Quels ont été tes premiers pas dans la danse ?

C’est en voyant dans la rue des gens qui pratiquaient des danses de salon que j’ai eu envie d’en faire. J’ai donc demandé à mes parents et c’est comme cela que j’ai commencé, tout simplement. Dans ma famille, mes grands parents et mon père aiment la danse, mais ce n’est pas professionnel. Mon père fait d’ailleurs du football, alors ce n’est pas vraiment la même chose.

Tu as commencé la danse par loisir, mais à quel moment as-tu eu un déclic et t’es-tu dit que tu voulais être danseur professionnel ?

J’ai en effet commencé pour le loisir, mais cela n’a pas duré longtemps. Je savais déjà que je voulais faire de la danse de manière professionnelle. Lorsque j’ai commencé, je dansais de manière très régulière pour l’âge que j’avais. Quand tu travailles tous les jours de 14h à 20h (à partir de son entrée à l’école privée de danse à Naples), tu sais que ce n’est plus uniquement pour le loisir. Il faut préciser aussi que la scolarité et la danse n’étaient pas dispensées dans le même établissement, ce qui rendait les choses un peu compliqué d’ailleurs.  

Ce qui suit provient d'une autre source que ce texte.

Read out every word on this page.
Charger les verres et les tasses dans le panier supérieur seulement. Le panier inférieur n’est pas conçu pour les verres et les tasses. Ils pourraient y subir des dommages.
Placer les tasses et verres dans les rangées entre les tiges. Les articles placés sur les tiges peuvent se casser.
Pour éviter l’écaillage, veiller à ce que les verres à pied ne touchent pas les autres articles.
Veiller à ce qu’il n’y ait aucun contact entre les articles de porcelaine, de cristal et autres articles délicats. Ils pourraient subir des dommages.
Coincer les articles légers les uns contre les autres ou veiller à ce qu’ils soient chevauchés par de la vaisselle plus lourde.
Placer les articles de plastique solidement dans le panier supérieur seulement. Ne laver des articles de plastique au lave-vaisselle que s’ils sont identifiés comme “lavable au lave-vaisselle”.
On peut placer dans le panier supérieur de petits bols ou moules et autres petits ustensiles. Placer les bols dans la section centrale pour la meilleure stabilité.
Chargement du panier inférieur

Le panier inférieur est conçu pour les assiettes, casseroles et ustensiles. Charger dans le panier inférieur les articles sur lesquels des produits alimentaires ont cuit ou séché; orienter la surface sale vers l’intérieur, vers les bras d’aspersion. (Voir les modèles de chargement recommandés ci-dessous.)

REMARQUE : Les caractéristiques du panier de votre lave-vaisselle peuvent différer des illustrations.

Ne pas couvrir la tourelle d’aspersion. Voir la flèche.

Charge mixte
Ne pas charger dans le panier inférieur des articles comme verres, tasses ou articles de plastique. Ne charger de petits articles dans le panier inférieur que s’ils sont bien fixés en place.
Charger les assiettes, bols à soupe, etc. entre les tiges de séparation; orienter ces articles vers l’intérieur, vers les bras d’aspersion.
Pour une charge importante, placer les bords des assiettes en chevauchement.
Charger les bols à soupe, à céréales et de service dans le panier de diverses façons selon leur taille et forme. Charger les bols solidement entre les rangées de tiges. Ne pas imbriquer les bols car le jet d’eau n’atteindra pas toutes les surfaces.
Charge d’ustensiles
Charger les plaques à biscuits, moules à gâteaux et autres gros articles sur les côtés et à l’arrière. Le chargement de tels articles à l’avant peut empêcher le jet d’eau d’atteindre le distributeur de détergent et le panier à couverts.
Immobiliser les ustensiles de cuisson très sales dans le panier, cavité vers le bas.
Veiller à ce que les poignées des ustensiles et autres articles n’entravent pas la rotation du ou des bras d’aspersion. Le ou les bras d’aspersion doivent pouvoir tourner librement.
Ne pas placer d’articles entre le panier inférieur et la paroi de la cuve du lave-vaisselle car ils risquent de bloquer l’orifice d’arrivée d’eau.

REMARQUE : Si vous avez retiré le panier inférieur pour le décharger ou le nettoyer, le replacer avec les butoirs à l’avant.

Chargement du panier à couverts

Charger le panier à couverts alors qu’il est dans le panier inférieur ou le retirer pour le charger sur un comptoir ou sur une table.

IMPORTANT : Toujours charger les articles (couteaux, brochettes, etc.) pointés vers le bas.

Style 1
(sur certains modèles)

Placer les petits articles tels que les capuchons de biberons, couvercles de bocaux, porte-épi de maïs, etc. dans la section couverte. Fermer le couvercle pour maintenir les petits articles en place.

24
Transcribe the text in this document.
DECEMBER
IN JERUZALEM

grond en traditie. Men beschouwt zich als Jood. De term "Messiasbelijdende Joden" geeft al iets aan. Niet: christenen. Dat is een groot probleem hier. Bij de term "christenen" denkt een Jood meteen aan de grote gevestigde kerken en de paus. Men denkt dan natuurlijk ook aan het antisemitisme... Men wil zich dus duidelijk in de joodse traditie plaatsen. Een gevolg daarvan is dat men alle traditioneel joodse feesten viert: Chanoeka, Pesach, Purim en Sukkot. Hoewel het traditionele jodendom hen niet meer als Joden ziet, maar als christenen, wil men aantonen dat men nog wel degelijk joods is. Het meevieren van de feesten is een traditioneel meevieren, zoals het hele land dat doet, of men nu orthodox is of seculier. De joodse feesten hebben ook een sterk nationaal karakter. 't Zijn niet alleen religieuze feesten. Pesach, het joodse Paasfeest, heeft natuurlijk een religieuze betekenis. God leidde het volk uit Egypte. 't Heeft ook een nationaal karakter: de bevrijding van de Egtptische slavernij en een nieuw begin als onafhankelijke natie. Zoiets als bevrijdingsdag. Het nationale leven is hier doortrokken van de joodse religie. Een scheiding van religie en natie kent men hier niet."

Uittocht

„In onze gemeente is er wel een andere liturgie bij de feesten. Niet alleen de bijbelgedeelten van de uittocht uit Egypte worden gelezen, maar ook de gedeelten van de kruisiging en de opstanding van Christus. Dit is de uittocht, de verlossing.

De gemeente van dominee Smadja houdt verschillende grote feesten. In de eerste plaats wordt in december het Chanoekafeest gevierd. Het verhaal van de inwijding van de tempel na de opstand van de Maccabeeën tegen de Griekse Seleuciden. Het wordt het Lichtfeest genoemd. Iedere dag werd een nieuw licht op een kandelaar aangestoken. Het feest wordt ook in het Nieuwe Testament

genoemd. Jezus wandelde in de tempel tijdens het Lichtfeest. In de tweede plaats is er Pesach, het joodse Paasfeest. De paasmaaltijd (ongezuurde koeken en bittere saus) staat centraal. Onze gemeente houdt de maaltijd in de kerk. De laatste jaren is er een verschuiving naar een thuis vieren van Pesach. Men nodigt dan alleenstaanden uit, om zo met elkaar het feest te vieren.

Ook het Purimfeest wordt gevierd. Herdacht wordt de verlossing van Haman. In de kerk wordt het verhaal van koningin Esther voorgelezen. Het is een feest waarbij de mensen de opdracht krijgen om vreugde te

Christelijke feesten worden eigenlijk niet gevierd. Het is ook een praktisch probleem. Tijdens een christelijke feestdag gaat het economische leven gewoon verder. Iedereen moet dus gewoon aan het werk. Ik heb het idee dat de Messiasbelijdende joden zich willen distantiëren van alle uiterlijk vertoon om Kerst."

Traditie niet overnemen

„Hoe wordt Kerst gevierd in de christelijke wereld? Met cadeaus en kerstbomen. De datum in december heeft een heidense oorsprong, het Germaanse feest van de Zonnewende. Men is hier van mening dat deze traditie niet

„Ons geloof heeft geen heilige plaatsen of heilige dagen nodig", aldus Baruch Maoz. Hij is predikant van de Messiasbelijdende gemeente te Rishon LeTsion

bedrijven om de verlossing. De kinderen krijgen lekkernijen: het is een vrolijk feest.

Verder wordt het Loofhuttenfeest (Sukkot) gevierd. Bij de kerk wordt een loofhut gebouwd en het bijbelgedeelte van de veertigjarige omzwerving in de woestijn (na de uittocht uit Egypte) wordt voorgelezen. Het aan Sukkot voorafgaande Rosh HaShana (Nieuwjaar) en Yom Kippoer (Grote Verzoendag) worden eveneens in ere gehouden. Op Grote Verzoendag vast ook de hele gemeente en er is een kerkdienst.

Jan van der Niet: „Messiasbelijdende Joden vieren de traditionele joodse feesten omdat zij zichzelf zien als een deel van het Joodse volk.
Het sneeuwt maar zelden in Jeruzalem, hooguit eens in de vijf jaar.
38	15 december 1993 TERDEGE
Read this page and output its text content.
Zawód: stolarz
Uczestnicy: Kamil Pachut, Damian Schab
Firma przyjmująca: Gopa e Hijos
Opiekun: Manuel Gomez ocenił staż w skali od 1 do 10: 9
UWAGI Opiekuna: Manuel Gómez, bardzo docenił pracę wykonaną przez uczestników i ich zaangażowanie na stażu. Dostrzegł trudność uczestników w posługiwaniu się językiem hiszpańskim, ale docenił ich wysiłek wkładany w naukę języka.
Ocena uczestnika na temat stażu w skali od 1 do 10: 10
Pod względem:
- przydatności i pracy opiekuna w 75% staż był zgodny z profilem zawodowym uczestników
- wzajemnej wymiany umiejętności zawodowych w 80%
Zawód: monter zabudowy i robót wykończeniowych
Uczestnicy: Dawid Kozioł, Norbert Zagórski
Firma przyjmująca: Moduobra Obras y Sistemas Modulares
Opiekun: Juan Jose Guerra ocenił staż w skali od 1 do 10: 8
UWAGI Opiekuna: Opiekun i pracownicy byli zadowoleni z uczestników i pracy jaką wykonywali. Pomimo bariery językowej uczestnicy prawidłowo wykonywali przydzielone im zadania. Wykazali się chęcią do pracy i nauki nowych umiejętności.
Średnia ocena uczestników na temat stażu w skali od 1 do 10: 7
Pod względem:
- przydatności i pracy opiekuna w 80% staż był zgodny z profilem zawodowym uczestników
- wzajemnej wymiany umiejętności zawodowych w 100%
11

Qu’est-ce que la CIP représente pour toi ?

Je pense que c’est un moyen de vivre une première fois la vie en compagnie. Il se peut aussi que nous ayons l’opportunité de danser sur scène, donc c’est vraiment très sympa. C’est aussi un processus d’intégration dans un groupe. Nous avons la possibilité de danser avec la compagnie, d’apprendre le répertoire, de faire les mêmes choses que la compagnie, et en même temps, je trouve très agréable que nous puissions nous entraider et de développer ces échanges. Je suis très content et j’apprécie cela.

Comment s’est passée l’audition pour intégrer la CIP ?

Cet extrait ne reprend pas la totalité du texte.